I go to the lake and jump in, surely to drown a romantic lover’s death,
incapable of finding the fulfillment i dream of in your arms.
and yet your compassionate heart reaches out to me,
you cry, “it’s not your fault that you can’t love me enough!
No one can love me enough,
it’s up to the stars, and the moon and the winds of night,
it’s up to the surf to pound me into submission,
and open my heart to infinite unbounded love.”
and i cry back, “oh love me if you can, i’m losing faith over here, the winds of death are howling, and i'm afraid of these shadows, this deep penetrating loneliness.”
In any case, the circumstances that separate us crush my dreams.
I wander in the night, singing sad songs and making a mess of it all,
going all romantic and sentimental,
burying myself in the detritus of frustrated desire.
It smells of old patterns that have never succeeded,
failures believed in because of the centuries of longing
that has ended in the suffering of unloved men, and unloved women.
and i attract this painful drama, i fully expect it to go wrong!
Screw it all, i say! I've seen this lighthouse ahead
and it warns of the rocks of storyweaving and fantasies.
i’m tired of politely accepting both the myth of failure,
and the hope of romantic dreams.
It’s you i want, and not some fantasy.
and i remember the light, the deep love that embraces all,
even my deep neurosis and fear. the reunion of us all in
the starkness of what is, and i smell some roses growing in the garbage.
giving completely up on romance, i sense the fresh life ahead, life
free of the old ways of suffering and failure,
the polite abdication to Fate. Screw Fate!
Who gave birth to Fate if it wasn’t the void, and deep in the void,
is there not the Sun that burns eternally!
It’s no cute new age dream, this Golden Age, it's not pretty but it's real.
There is no love unless i find it in myself.
there is no light unless i embrace the dark with utter passion.
There is no you, and there is no i.
just maybe, on a summer day on the beach,
we might find a moment to see each other,
to feel each other, and live our lives with breathtaking urgency,
for one moment.
i open my heart, i'm driving a maul into it as if it were
an oak log bound for the fireplace.
that’s how much i want to burn for you baby.

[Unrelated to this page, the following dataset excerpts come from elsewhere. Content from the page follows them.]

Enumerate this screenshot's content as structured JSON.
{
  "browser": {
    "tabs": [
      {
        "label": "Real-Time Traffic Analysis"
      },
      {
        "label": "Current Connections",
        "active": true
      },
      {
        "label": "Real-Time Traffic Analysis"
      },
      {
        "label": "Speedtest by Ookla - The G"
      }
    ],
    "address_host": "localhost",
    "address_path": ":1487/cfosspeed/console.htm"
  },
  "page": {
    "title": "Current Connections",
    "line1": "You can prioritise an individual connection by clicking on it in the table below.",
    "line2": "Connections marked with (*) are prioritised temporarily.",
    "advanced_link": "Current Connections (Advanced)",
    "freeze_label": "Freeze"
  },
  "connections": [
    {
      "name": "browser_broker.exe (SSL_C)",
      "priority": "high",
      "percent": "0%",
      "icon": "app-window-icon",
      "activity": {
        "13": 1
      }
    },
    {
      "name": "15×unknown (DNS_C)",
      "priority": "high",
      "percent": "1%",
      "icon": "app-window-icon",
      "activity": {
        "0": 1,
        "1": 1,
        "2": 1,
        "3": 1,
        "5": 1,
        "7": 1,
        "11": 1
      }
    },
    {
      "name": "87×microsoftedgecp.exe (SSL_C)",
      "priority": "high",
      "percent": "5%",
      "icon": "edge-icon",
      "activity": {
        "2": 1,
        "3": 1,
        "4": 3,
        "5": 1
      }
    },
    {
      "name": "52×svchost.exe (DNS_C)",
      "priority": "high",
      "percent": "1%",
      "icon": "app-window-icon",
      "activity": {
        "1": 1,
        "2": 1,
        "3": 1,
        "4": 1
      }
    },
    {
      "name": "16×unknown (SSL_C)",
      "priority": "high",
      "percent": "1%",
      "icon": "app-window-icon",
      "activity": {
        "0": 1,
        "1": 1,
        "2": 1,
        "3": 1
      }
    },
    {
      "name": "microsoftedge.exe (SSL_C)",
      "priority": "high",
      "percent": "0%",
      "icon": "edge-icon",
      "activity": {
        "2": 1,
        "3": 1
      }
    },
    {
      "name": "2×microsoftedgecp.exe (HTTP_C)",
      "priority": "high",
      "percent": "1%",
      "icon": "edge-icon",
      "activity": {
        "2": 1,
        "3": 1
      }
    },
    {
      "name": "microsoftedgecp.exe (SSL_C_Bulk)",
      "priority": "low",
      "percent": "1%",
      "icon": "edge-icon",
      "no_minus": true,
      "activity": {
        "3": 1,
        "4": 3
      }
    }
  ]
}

And i say to myself, it’s time to stop my whining and get on with it! Jump into the darkest shadows in my soul, and drink it up.
I'm shining a light on my own shadow,
and may God help us all to shine a light on our shadows.
If i embrace every stinking one of them then maybe, i can say a word about someone else. or maybe not…
In the meantime, best i shut up and tend to my own neglected garden.
when i have the courage to shed light on all my shadows
and love all the hurt that i've have feared to feel,
there won’t be anything left to do but love one another,
and play all day long…
then i'll meet you on the beach on a sunny day.
and be able to share my love with you.